En effet, plusieurs pays d'Afrique de l'Est ont introduit des programmes d'études basés sur les compétences scientifiques au cours des cinq dernières années. Le Kenya, en premier lieu, véritable pionnier en la matière. Le pays, déjà réputé pour la qualité de son enseignement supérieur mais également concerné par un fort taux de chômage des jeunes diplômés, a très tôt initié une politique de promotion des STIM conjointement menée par le ministère de l’éducation et celui du numérique. Laquelle s’est traduite par l’intégration, et la promotion de ces filières dans les programmes d’enseignement, la création ou l’accompagnement de centres dédiés aux technologiques, ou encore la mise à niveau des enseignants. Sur la feuille de route également, un projet des plus ambitieux : le Kenya Advanced Institute of Science and Technology, résultat d’un partenariat avec le Korean Advanced Institute of Science & Technology (KAIST), qui doit accueillir ses premiers étudiants en 2022.

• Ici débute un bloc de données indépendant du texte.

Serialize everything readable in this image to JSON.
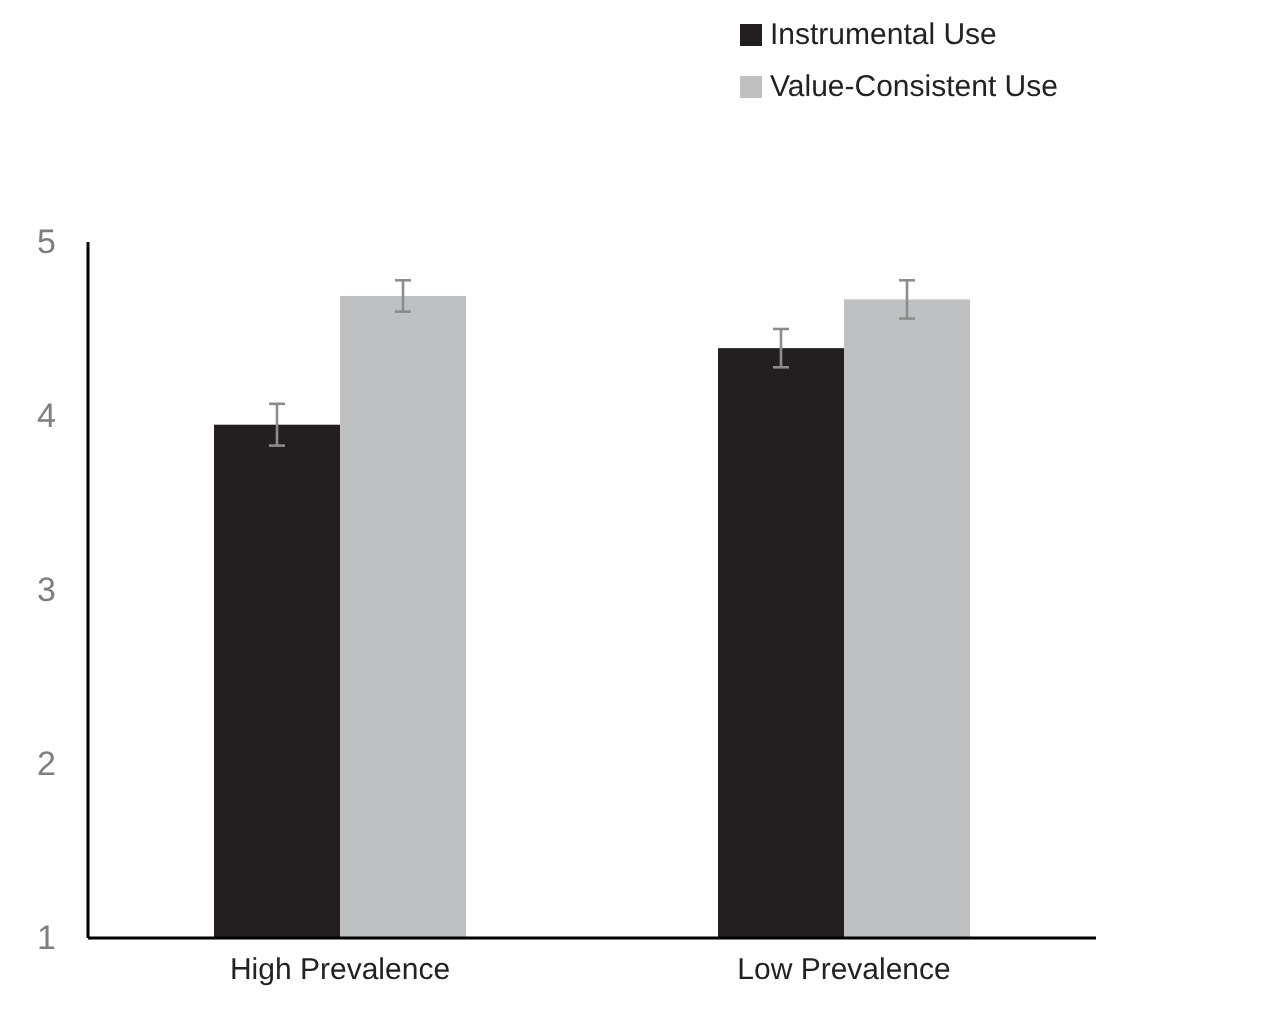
{
  "chart_data": {
    "type": "bar",
    "categories": [
      "High Prevalence",
      "Low Prevalence"
    ],
    "series": [
      {
        "name": "Instrumental Use",
        "color": "#231f20",
        "values": [
          3.95,
          4.39
        ],
        "errors": [
          0.12,
          0.11
        ]
      },
      {
        "name": "Value-Consistent Use",
        "color": "#bfc0c2",
        "values": [
          4.69,
          4.67
        ],
        "errors": [
          0.09,
          0.11
        ]
      }
    ],
    "ylim": [
      1,
      5
    ],
    "yticks": [
      1,
      2,
      3,
      4,
      5
    ],
    "grid": false,
    "legend": "top right"
  }
}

La science une priorité nationale
Résultats, au Kenya comme au Rwanda, cette politique commence à porter ses fruits. Publié par la Cornell University, l’INSEAD Business School et l’Organisation mondiale de la propriété intellectuelle, l’Indice mondial de l’innovation (Global Innovation Index) parmi les 20 pays qui « sur-performent » le plus en matière d’innovation par rapport à leur niveau de développement, on retrouve le Kenya et le Rwanda. Leur point commun? Leurs gouvernants ont fait de la science une priorité nationale.

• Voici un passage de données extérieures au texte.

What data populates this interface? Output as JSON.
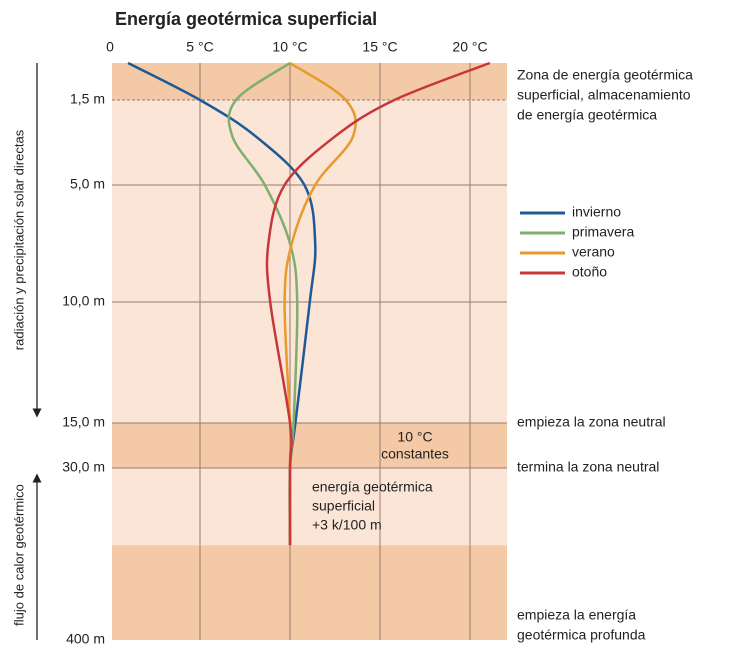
{
  "chart_data": {
    "type": "line",
    "title": "Energía geotérmica superficial",
    "xlim": [
      0,
      22
    ],
    "xticks": [
      0,
      {
        "value": 5,
        "label": "5 °C"
      },
      {
        "value": 10,
        "label": "10 °C"
      },
      {
        "value": 15,
        "label": "15 °C"
      },
      {
        "value": 20,
        "label": "20 °C"
      }
    ],
    "ylim": [
      0,
      400
    ],
    "yticks": [
      {
        "value": 1.5,
        "label": "1,5 m"
      },
      {
        "value": 5,
        "label": "5,0 m"
      },
      {
        "value": 10,
        "label": "10,0 m"
      },
      {
        "value": 15,
        "label": "15,0 m"
      },
      {
        "value": 30,
        "label": "30,0 m"
      },
      {
        "value": 400,
        "label": "400 m"
      }
    ],
    "y": [
      0,
      1.5,
      3,
      5,
      7.5,
      10,
      15,
      30,
      196
    ],
    "series": [
      {
        "name": "invierno",
        "color": "#1f5a96",
        "values": [
          1,
          5,
          8.1,
          10.8,
          11.4,
          11.1,
          10.3,
          10,
          10
        ]
      },
      {
        "name": "primavera",
        "color": "#7fae6e",
        "values": [
          10,
          7.0,
          6.8,
          8.6,
          10,
          10.4,
          10.2,
          10,
          10
        ]
      },
      {
        "name": "verano",
        "color": "#e89a2c",
        "values": [
          10,
          13.1,
          13.5,
          11.4,
          10.1,
          9.7,
          10,
          10,
          10
        ]
      },
      {
        "name": "otoño",
        "color": "#c7373a",
        "values": [
          21.1,
          15.8,
          12.5,
          9.7,
          8.8,
          8.9,
          10,
          10,
          10
        ]
      }
    ],
    "ylabel_top": "radiación y precipitación solar directas",
    "ylabel_bottom": "flujo de calor geotérmico",
    "annotations": {
      "zone_top": [
        "Zona de energía geotérmica",
        "superficial, almacenamiento",
        "de energía geotérmica"
      ],
      "neutral_start": "empieza la zona neutral",
      "neutral_end": "termina la zona neutral",
      "constant": [
        "10 °C",
        "constantes"
      ],
      "gradient": [
        "energía geotérmica",
        "superficial",
        "+3 k/100 m"
      ],
      "deep": [
        "empieza la energía",
        "geotérmica profunda"
      ]
    }
  }
}
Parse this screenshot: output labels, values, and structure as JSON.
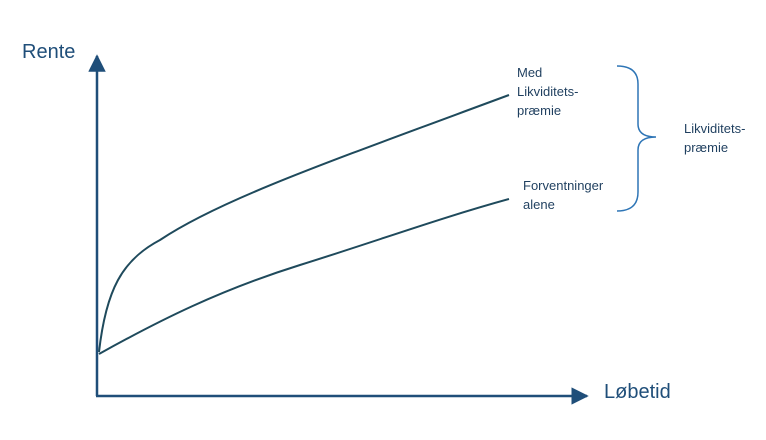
{
  "axes": {
    "y_title": "Rente",
    "x_title": "Løbetid"
  },
  "curves": {
    "upper_label": [
      "Med",
      "Likviditets-",
      "præmie"
    ],
    "lower_label": [
      "Forventninger",
      "alene"
    ]
  },
  "bracket": {
    "label": [
      "Likviditets-",
      "præmie"
    ]
  },
  "colors": {
    "axis": "#1f4e79",
    "curve": "#1f4a5c",
    "bracket": "#2e75b6"
  }
}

Pour améliorer encore ces résultats, le ministère rwandais de l'Education a depuis début octobre- date correspondant au début de l’année scolaire dans le pays- introduit un programme hebdomadaire de formation professionnelle des enseignants sur ces disciplines, dispensé après les heures de cours. Chaque mercredi après-midi, les enseignants se réunissent ainsi et choisissent un sujet d'intérêt pour lequel ils peuvent demander une formation personnalisée. Ce nouveau dispositif s'ajoute au fait que plus de 80 % des écoles secondaires du Rwanda peuvent accéder à au moins 50 ordinateurs connectés, via le programme « Smart Classroom (Classe intelligente) », ce qui permet aux enseignants et aux élèves d’utiliser les outils numériques mis à leur disposition pour faire des recherches et s'informer sur les sciences.

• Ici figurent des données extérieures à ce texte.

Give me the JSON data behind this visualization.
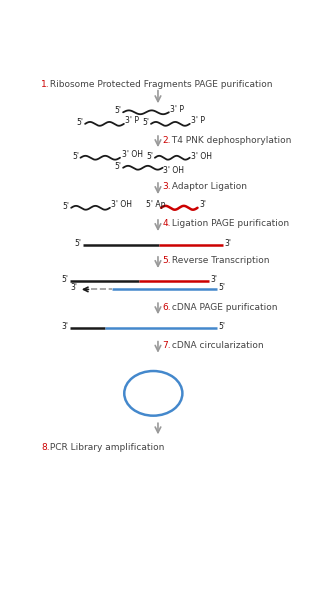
{
  "bg_color": "#ffffff",
  "steps": [
    {
      "num": "1.",
      "text": " Ribosome Protected Fragments PAGE purification",
      "num_color": "#cc0000",
      "text_color": "#444444"
    },
    {
      "num": "2.",
      "text": " T4 PNK dephosphorylation",
      "num_color": "#cc0000",
      "text_color": "#444444"
    },
    {
      "num": "3.",
      "text": " Adaptor Ligation",
      "num_color": "#cc0000",
      "text_color": "#444444"
    },
    {
      "num": "4.",
      "text": " Ligation PAGE purification",
      "num_color": "#cc0000",
      "text_color": "#444444"
    },
    {
      "num": "5.",
      "text": " Reverse Transcription",
      "num_color": "#cc0000",
      "text_color": "#444444"
    },
    {
      "num": "6.",
      "text": " cDNA PAGE purification",
      "num_color": "#cc0000",
      "text_color": "#444444"
    },
    {
      "num": "7.",
      "text": " cDNA circularization",
      "num_color": "#cc0000",
      "text_color": "#444444"
    },
    {
      "num": "8.",
      "text": " PCR Library amplification",
      "num_color": "#cc0000",
      "text_color": "#444444"
    }
  ],
  "arrow_color": "#999999",
  "black": "#1a1a1a",
  "red": "#cc0000",
  "blue": "#4488cc",
  "gray": "#999999",
  "fs_step": 6.5,
  "fs_label": 5.5
}
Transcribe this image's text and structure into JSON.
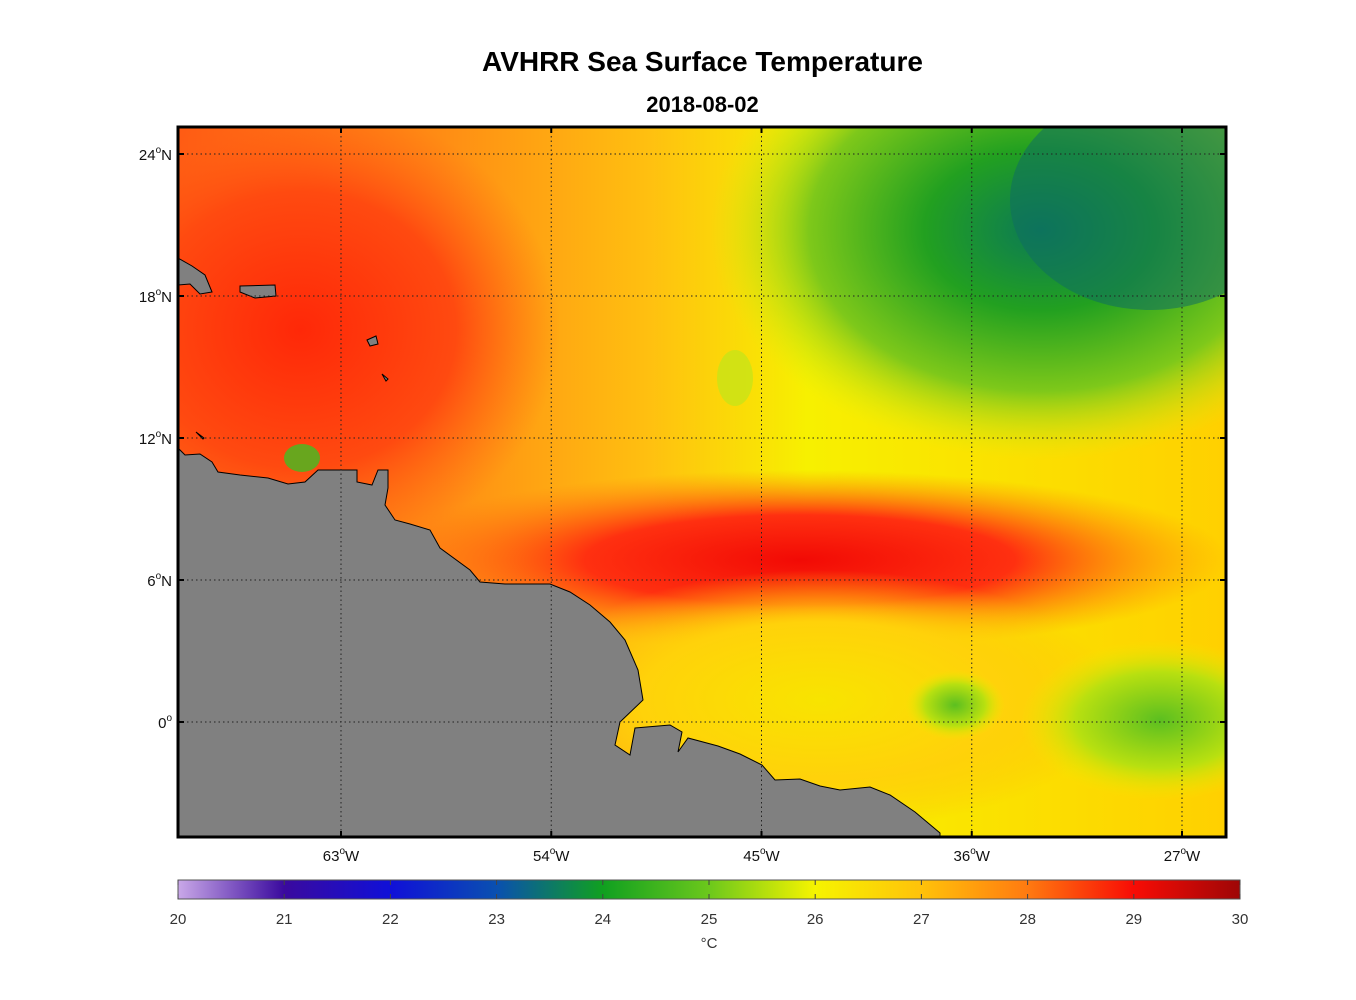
{
  "title": "AVHRR Sea Surface Temperature",
  "subtitle": "2018-08-02",
  "map": {
    "lat_ticks": [
      {
        "value": 24,
        "label": "24",
        "hemi": "N"
      },
      {
        "value": 18,
        "label": "18",
        "hemi": "N"
      },
      {
        "value": 12,
        "label": "12",
        "hemi": "N"
      },
      {
        "value": 6,
        "label": "6",
        "hemi": "N"
      },
      {
        "value": 0,
        "label": "0",
        "hemi": ""
      }
    ],
    "lon_ticks": [
      {
        "value": -63,
        "label": "63",
        "hemi": "W"
      },
      {
        "value": -54,
        "label": "54",
        "hemi": "W"
      },
      {
        "value": -45,
        "label": "45",
        "hemi": "W"
      },
      {
        "value": -36,
        "label": "36",
        "hemi": "W"
      },
      {
        "value": -27,
        "label": "27",
        "hemi": "W"
      }
    ],
    "land_color": "#808080",
    "grid": "dotted"
  },
  "colorbar": {
    "min": 20,
    "max": 30,
    "ticks": [
      "20",
      "21",
      "22",
      "23",
      "24",
      "25",
      "26",
      "27",
      "28",
      "29",
      "30"
    ],
    "unit": "°C"
  }
}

Les disciplines STIM prennent racine
Une politique volontariste que salue Herine OTIENO, la directrice des programmes de formation des enseignants au très élitiste Institut africain des sciences mathématiques (African Institute for Mathematical Sciences, plus connu sous l’acronyme AIMS) de Kigali. « Le Rwanda a délibérément investi dans la promotion des cours de STIM dans les écoles, non seulement dans les villes mais aussi dans tout le pays. Les [Smart Classrooms] , les enseignants formés et les environnements d'étude facilités par des programmes tels que les programmes d'alimentation scolaire, entre autres, ont permis aux étudiants et aux enseignants de suivre plus facilement les cours de STIM, qui nécessitent généralement beaucoup de ressources », se félicite la responsable pédagogique.
Mieux, le nombre de filles suivant des cursus « STIM » a augmenté de manière significative au cours des dernières années ; à tel point que lors de la proclamation des résultats de l’examen national cette année, très orienté « sciences », la majorité des dix meilleurs élèves du pays étaient des filles. Pour Herine OTIENO, « c'est un indicateur fort que les disciplines STIM prennent racine », et ce même si « il y a encore des domaines à améliorer, notamment en termes de ressources, comme le ratio étudiants/manuels et les laboratoires pour les cours de sciences ».